There are two general ways you can subset your job, the dataset and the computations.

Examples: Dataset - partitioning a dataset into small chunks that can be individually processed Computation - Using a for loop to read a large number of csv files into the HPC. Computation - Performing cross validation on classification or regression models.

Scaling up from a test run to the full dataset can get tricky if you are running your job in parallel computing. This is because the relationship between number of CPU’s and processing time is not linear, its an exponential curve that slowly flattens out. We will talk about this in a later session that is dedicated to parallel computing.

How many CPU’s should I request

Remember that many scripting programs (including python and R) will only use 1 CPU unless you have set up your script/job to run in parallel (i.e. on multiple CPU’s at once). If your job is not set up to run in parallel then requesting multiple CPU’s can slow down process time, as the scheduler will wait until multiple CPU’s are avaliable before submitting your job.

It is also worth considering the trade off between number of CPU’s and time spent waiting in queue. For example, your job takes 3 hours to run on 4 CPU’s, and the queue time may only be 1 hour. If you use 12 CPU’s, your job takes 1 hour to run, BUT, the queue time may be 12 hours as the scheduler needs to wait until 12 CPU’s are available. So its a good idea to first check the amount of usage on the HPC, it might be busy, or it might be free.

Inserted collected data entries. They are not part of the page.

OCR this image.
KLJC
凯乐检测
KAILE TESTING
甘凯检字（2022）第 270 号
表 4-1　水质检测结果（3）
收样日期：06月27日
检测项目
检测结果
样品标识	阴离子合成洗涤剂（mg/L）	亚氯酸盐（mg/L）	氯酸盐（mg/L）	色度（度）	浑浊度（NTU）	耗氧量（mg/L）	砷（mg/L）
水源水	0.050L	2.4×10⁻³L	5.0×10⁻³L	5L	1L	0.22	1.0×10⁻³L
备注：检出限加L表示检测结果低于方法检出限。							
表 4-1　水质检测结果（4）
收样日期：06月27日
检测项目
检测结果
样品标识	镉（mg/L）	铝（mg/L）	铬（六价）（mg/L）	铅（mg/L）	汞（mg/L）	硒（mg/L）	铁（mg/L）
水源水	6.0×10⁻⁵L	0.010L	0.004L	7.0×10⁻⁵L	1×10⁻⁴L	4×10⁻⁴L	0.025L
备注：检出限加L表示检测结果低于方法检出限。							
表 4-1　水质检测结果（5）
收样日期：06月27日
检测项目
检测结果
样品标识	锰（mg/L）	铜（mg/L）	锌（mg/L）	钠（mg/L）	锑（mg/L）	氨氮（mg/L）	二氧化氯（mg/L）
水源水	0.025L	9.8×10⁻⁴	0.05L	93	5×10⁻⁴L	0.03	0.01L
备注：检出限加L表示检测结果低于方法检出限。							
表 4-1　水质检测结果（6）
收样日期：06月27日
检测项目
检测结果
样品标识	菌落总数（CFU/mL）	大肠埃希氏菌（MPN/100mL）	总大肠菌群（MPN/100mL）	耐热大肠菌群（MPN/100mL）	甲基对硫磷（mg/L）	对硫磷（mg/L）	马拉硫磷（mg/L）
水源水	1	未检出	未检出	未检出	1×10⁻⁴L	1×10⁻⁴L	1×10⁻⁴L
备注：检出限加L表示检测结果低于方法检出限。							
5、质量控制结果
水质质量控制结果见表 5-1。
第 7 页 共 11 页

Check usage on the HPC nodes

Sometimes the HPC is busy (especially during sememster break when researchers don’t have teaching commitments), and sometimes the HPC is quiet. How do you check the current status of the cluster? On the login node, you can run a few commands to see a list of the nodes. Please note that not all nodes are available to all users. Only a subset is available.

[s1234567@gc-prd-hpclogin1 ~]$ qhost

This command will give an indication of the currently available resources.

[s1234567@gc-prd-hpclogin1 ~]$ pbsnodes -aSj

This command will give the queue configuration

[s1234567@gc-prd-hpclogin1 ~]$ qstat -q

You can run your job on a specific node using one of the following commands in your scheduler script.

#PBS -l nodes = 'node_name'
#PBS --constraint = 'node_name'

How would you estimate resources for the following jobs

You have 500 DNA samples, you want to run each sample independently through a bioinformatics script that you wrote.

Solution

Are the samples all the same size? If so then run several random samples through your bioinformatics script, take note on how long each run took, average the times if nesecarry. Then linearly scale that time up to 500 samples, add some more time for good measures.

You have a single DNA sample and a bioinformatics script runs 1000 simulations on it.

Solution

Does each simulation take about the same amount of time to run? Not sure then check. Take the time/average time to run 1 simulation and linearly scale it up to 1000, and add some extra time for good measure.

You have a 100 DNA samples and a bioinformatics script that runs 1000 simulations on each sample.

Solution

Does each simulation and each sample take about the same amount of time to run? Not sure then check. Take the time/average time to run 1 simulation on one sample and linearly scale it up to 100 samples and 1000 simulations, and add some extra time for good measure.

You have a 100 DNA samples and your bioinformatics script does some one-off preprocessing on each sample then runs it through 1000 simulations.

Solution

Does each simulation and each sample take about the same amount of time to run? Not sure then check. Assuming that they take the same amount of time. Take the time:

• to preprocess each DNA sample once, this will be scaled up to 100 samples (as it only runs once).
• to run 1 simulation on one sample, linearly scale it up to 100 samples and 1000 simulations
• add some extra time for good measure.